Ultimately, the main goal across the county is to reduce pounds per person per day by 10 percent each year through 2030. GHG emissions reduction goals are incorporated as well.
“I see wasting and putting resources in the landfill as a climate initiative,” notes Lukacs. “What I hope for is that, as a community, we decrease the amount of resources making their way to the landfill. First off, trying to figure out ways to not create it in the first place by reducing, reusing, recycling and composting more. Another goal is to reduce the waste generated of pounds per person per today in our community. That’s the benchmark we are using: pounds per person per day.”

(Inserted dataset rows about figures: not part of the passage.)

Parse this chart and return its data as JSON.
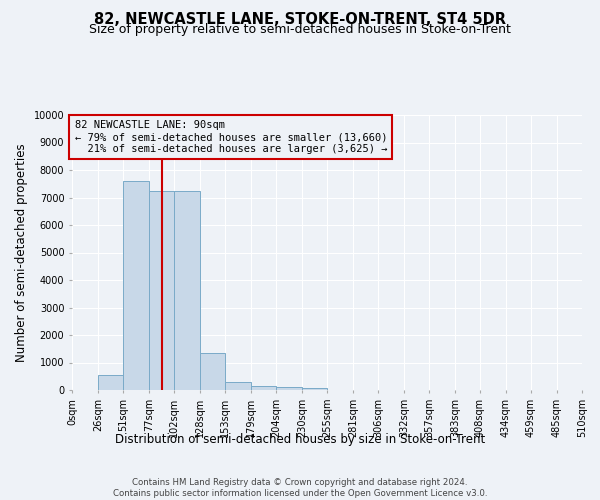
{
  "title": "82, NEWCASTLE LANE, STOKE-ON-TRENT, ST4 5DR",
  "subtitle": "Size of property relative to semi-detached houses in Stoke-on-Trent",
  "xlabel": "Distribution of semi-detached houses by size in Stoke-on-Trent",
  "ylabel": "Number of semi-detached properties",
  "footnote": "Contains HM Land Registry data © Crown copyright and database right 2024.\nContains public sector information licensed under the Open Government Licence v3.0.",
  "bin_labels": [
    "0sqm",
    "26sqm",
    "51sqm",
    "77sqm",
    "102sqm",
    "128sqm",
    "153sqm",
    "179sqm",
    "204sqm",
    "230sqm",
    "255sqm",
    "281sqm",
    "306sqm",
    "332sqm",
    "357sqm",
    "383sqm",
    "408sqm",
    "434sqm",
    "459sqm",
    "485sqm",
    "510sqm"
  ],
  "bar_values": [
    0,
    550,
    7600,
    7250,
    7250,
    1350,
    300,
    150,
    100,
    80,
    0,
    0,
    0,
    0,
    0,
    0,
    0,
    0,
    0,
    0
  ],
  "bar_color": "#c8d8e8",
  "bar_edgecolor": "#7aaac8",
  "property_size": 90,
  "property_label": "82 NEWCASTLE LANE: 90sqm",
  "pct_smaller": 79,
  "pct_larger": 21,
  "n_smaller": "13,660",
  "n_larger": "3,625",
  "vline_color": "#cc0000",
  "annotation_box_edgecolor": "#cc0000",
  "ylim": [
    0,
    10000
  ],
  "yticks": [
    0,
    1000,
    2000,
    3000,
    4000,
    5000,
    6000,
    7000,
    8000,
    9000,
    10000
  ],
  "bin_edges": [
    0,
    26,
    51,
    77,
    102,
    128,
    153,
    179,
    204,
    230,
    255,
    281,
    306,
    332,
    357,
    383,
    408,
    434,
    459,
    485,
    510
  ],
  "background_color": "#eef2f7",
  "grid_color": "#ffffff",
  "title_fontsize": 10.5,
  "subtitle_fontsize": 9,
  "axis_label_fontsize": 8.5,
  "tick_fontsize": 7,
  "annotation_fontsize": 7.5,
  "footnote_fontsize": 6.2
}
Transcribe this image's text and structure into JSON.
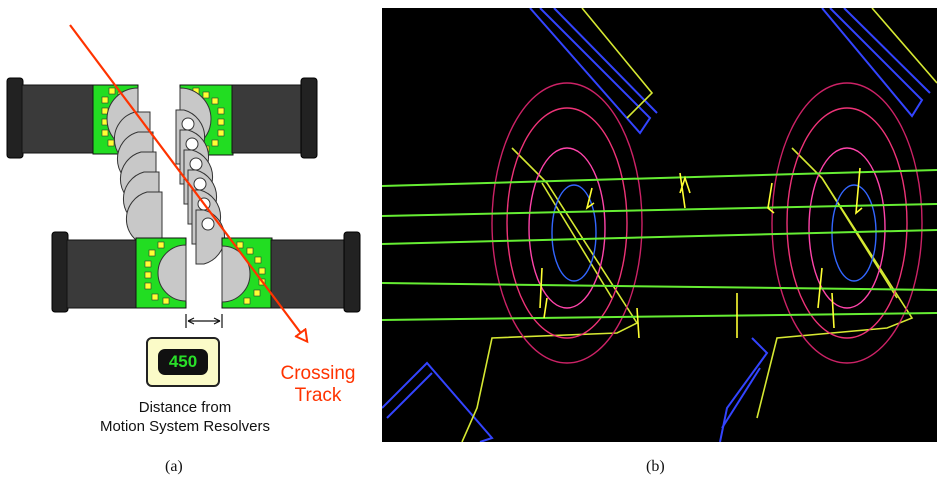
{
  "panel_a": {
    "readout_value": "450",
    "crossing_label_line1": "Crossing",
    "crossing_label_line2": "Track",
    "distance_label_line1": "Distance from",
    "distance_label_line2": "Motion System Resolvers",
    "caption": "(a)"
  },
  "panel_b": {
    "caption": "(b)"
  },
  "colors": {
    "track": "#ff3300",
    "sensor_green": "#22dd22",
    "bond_pad": "#ffff33",
    "motor_body": "#333333",
    "readout_text": "#29e029",
    "readout_bg": "#fbfbc8",
    "display_bg": "#000000"
  }
}
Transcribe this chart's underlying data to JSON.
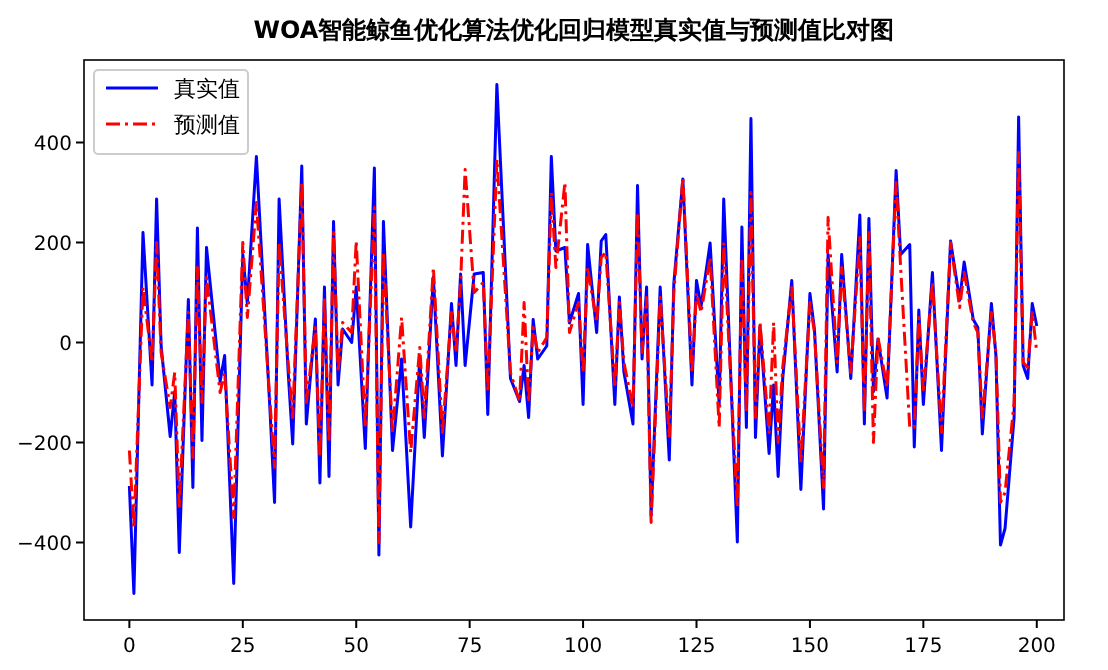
{
  "chart_data": {
    "type": "line",
    "title": "WOA智能鲸鱼优化算法优化回归模型真实值与预测值比对图",
    "xlim": [
      -10,
      206
    ],
    "ylim": [
      -555,
      565
    ],
    "xticks": [
      0,
      25,
      50,
      75,
      100,
      125,
      150,
      175,
      200
    ],
    "yticks": [
      -400,
      -200,
      0,
      200,
      400
    ],
    "grid": false,
    "legend": "top left",
    "series": [
      {
        "name": "真实值",
        "color": "#0000ff",
        "line_style": "solid",
        "x": [
          0,
          1,
          3,
          5,
          6,
          7,
          9,
          10,
          11,
          13,
          14,
          15,
          16,
          17,
          20,
          21,
          23,
          25,
          26,
          28,
          31,
          32,
          33,
          35,
          36,
          38,
          39,
          41,
          42,
          43,
          44,
          45,
          46,
          47,
          49,
          50,
          52,
          54,
          55,
          56,
          58,
          60,
          62,
          64,
          65,
          67,
          69,
          71,
          72,
          73,
          74,
          76,
          78,
          79,
          81,
          84,
          86,
          87,
          88,
          89,
          90,
          92,
          93,
          94,
          96,
          97,
          99,
          100,
          101,
          103,
          104,
          105,
          107,
          108,
          109,
          111,
          112,
          113,
          114,
          115,
          117,
          119,
          120,
          122,
          124,
          125,
          126,
          128,
          130,
          131,
          134,
          135,
          136,
          137,
          138,
          139,
          141,
          142,
          143,
          144,
          146,
          148,
          150,
          151,
          153,
          154,
          156,
          157,
          159,
          161,
          162,
          163,
          164,
          165,
          167,
          169,
          170,
          172,
          173,
          174,
          175,
          177,
          179,
          181,
          183,
          184,
          186,
          187,
          188,
          190,
          191,
          192,
          193,
          195,
          196,
          197,
          198,
          199,
          200
        ],
        "values": [
          -287,
          -502,
          220,
          -85,
          287,
          -7,
          -188,
          -98,
          -420,
          86,
          -290,
          229,
          -196,
          190,
          -78,
          -26,
          -482,
          176,
          78,
          372,
          -137,
          -320,
          287,
          -59,
          -203,
          353,
          -163,
          47,
          -281,
          111,
          -268,
          242,
          -85,
          27,
          0,
          111,
          -212,
          349,
          -425,
          242,
          -216,
          -33,
          -369,
          -31,
          -190,
          131,
          -227,
          78,
          -46,
          137,
          -46,
          137,
          140,
          -144,
          516,
          -72,
          -118,
          -46,
          -150,
          46,
          -33,
          -7,
          372,
          183,
          190,
          39,
          98,
          -124,
          196,
          20,
          203,
          216,
          -124,
          91,
          -59,
          -163,
          314,
          -33,
          111,
          -346,
          111,
          -235,
          118,
          327,
          -85,
          124,
          72,
          199,
          -124,
          287,
          -399,
          231,
          -170,
          448,
          -190,
          33,
          -222,
          -85,
          -268,
          -72,
          124,
          -294,
          98,
          26,
          -333,
          176,
          -59,
          176,
          -72,
          255,
          -163,
          248,
          -98,
          7,
          -111,
          344,
          176,
          196,
          -209,
          65,
          -124,
          140,
          -216,
          203,
          85,
          161,
          46,
          30,
          -183,
          78,
          -26,
          -405,
          -372,
          -150,
          451,
          -46,
          -72,
          78,
          33
        ]
      },
      {
        "name": "预测值",
        "color": "#ff0000",
        "line_style": "dashdot",
        "x": [
          0,
          1,
          3,
          5,
          6,
          7,
          9,
          10,
          11,
          13,
          14,
          15,
          16,
          17,
          20,
          21,
          23,
          25,
          26,
          28,
          31,
          32,
          33,
          35,
          36,
          38,
          39,
          41,
          42,
          43,
          44,
          45,
          46,
          47,
          49,
          50,
          52,
          54,
          55,
          56,
          58,
          60,
          62,
          64,
          65,
          67,
          69,
          71,
          72,
          73,
          74,
          76,
          78,
          79,
          81,
          84,
          86,
          87,
          88,
          89,
          90,
          92,
          93,
          94,
          96,
          97,
          99,
          100,
          101,
          103,
          104,
          105,
          107,
          108,
          109,
          111,
          112,
          113,
          114,
          115,
          117,
          119,
          120,
          122,
          124,
          125,
          126,
          128,
          130,
          131,
          134,
          135,
          136,
          137,
          138,
          139,
          141,
          142,
          143,
          144,
          146,
          148,
          150,
          151,
          153,
          154,
          156,
          157,
          159,
          161,
          162,
          163,
          164,
          165,
          167,
          169,
          170,
          172,
          173,
          174,
          175,
          177,
          179,
          181,
          183,
          184,
          186,
          187,
          188,
          190,
          191,
          192,
          193,
          195,
          196,
          197,
          198,
          199,
          200
        ],
        "values": [
          -216,
          -372,
          110,
          -40,
          200,
          -20,
          -130,
          -60,
          -330,
          60,
          -230,
          150,
          -120,
          130,
          -100,
          -60,
          -350,
          200,
          50,
          280,
          -120,
          -250,
          200,
          -40,
          -150,
          320,
          -120,
          30,
          -230,
          90,
          -200,
          220,
          -60,
          40,
          20,
          203,
          -170,
          270,
          -400,
          180,
          -180,
          50,
          -220,
          -10,
          -150,
          150,
          -180,
          60,
          -20,
          120,
          346,
          100,
          120,
          -100,
          366,
          -60,
          -118,
          80,
          -120,
          30,
          -20,
          10,
          300,
          150,
          320,
          20,
          80,
          -60,
          150,
          40,
          170,
          180,
          -90,
          80,
          -40,
          -130,
          260,
          -20,
          90,
          -360,
          90,
          -190,
          100,
          330,
          -60,
          100,
          60,
          170,
          -170,
          200,
          -330,
          170,
          -140,
          300,
          -150,
          40,
          -180,
          40,
          -200,
          -50,
          110,
          -240,
          80,
          20,
          -290,
          250,
          -40,
          150,
          -60,
          210,
          -140,
          220,
          -200,
          10,
          -90,
          320,
          150,
          -170,
          -170,
          50,
          -100,
          120,
          -180,
          200,
          70,
          140,
          40,
          20,
          -150,
          60,
          -20,
          -320,
          -300,
          -120,
          380,
          -40,
          -50,
          60,
          -20
        ]
      }
    ]
  }
}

Regarding the potential challenges she anticipates, Lukacs explains there will always be challenges when it comes to a change in behavior. However, she says Sonoma County is not “just a bunch of activists.”
“We are actually people representing all sectors of the community, which helps with behavior change,” she points out. “So, when you have big businesses like Jackson Family Wines going zero waste—we’re in a huge wine-producing region—it’s something that we can help train other wineries to do, and we also have breweries we can work with. Then, you start thinking about the opportunities with restaurants, and we are a big tourist destination. So even though behavior change is a challenge, we are in the right community to address that and make small changes.”